Throughout her career as an entertainer and world-class sourpuss, Elaine’s two personas have been at perpetual war with each other. There’s the indomitable growler of the Sondheim anthem “I’m Still Here,” the biter-off-of-heads who gives as good as she gets. (Oh, to have seen her Martha in “Who’s Afraid of Virginia Woolf?”) And there’s the recovering alcoholic who seems always on the verge of losing control, whether from the lure of booze (she says she now allows herself one drink a day) or from her dicey memory when it comes to lyrics. That the filmmaker Chiemi Karasawa (who met Stritch because they share a hairdresser) captures both sides so eloquently is to her credit, but Stritch has never been one to hold back, even about her insecurities. In 1970, another documentarian, D. A. Pennebaker, filmed the making of the cast recording of “Company.” Stritch provided him with a nail-biting climax, as she struggled through take after take of “Ladies Who Lunch,” screaming the song more than singing it.

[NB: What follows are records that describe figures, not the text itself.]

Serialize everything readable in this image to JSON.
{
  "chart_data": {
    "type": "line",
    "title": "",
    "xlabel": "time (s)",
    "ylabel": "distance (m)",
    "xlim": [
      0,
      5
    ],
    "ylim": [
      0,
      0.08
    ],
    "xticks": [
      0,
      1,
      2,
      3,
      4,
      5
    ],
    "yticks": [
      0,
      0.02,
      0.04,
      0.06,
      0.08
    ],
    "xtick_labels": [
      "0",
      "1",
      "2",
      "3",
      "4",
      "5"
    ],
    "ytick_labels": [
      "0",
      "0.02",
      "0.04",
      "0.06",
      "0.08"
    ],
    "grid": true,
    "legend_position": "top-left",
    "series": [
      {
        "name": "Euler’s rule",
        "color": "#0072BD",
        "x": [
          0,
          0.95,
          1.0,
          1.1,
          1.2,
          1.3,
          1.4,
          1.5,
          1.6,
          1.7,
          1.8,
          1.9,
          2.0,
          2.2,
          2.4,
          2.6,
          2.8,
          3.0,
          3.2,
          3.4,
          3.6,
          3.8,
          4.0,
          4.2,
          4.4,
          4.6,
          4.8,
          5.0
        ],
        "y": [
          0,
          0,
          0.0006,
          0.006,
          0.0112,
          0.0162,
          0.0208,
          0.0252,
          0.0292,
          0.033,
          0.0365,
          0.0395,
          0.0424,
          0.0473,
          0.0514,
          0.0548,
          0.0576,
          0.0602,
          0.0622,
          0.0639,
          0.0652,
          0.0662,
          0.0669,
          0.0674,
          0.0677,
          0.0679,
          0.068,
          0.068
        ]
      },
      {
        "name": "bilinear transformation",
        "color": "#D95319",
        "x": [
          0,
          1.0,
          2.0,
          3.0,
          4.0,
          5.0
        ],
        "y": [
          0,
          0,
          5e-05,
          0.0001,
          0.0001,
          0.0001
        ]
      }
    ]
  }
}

The new film begins with Stritch perambulating the Upper East Side in a fur coat, and Karasawa could have made an entire movie of this salty brand of street theatre. “You’re still the best,” a stranger tells her, to which Stritch gives a side glance and grunts, “Still, eh?” Karasawa pokes at the self-deprecation until it reveals itself as something far more perilous. When she asks Stritch what scares her, Stritch says drinking, then wipes away tears, adding, “It’s such an escape. It’s such a warm, inviting heaven.” As a friend from Alcoholics Anonymous says, “She’s a Molotov cocktail of madness, sanity, and genius.”

What Stritch gives her audiences—at the Carlyle, on Broadway, on “30 Rock”—is a Molotov cocktail, too, one of strength, fear, frustration, and biting humor. Watching her, you’re not quite safe, and never off the hook. “If I forget my lyrics, fuck it!” she tells the tony crowd at the Carlyle. “I’m happy!” But is she? Last April, when Stritch gave a farewell concert and relocated to Michigan, where she grew up, it was like Tavern on the Green closing all over again. It’s good to see her back in New York, both in the film and during this past week, while she’s been in town promoting it. Clamorous and brittle as the subway system, Stritch is a New York institution. Let’s hope we never get too soft for her.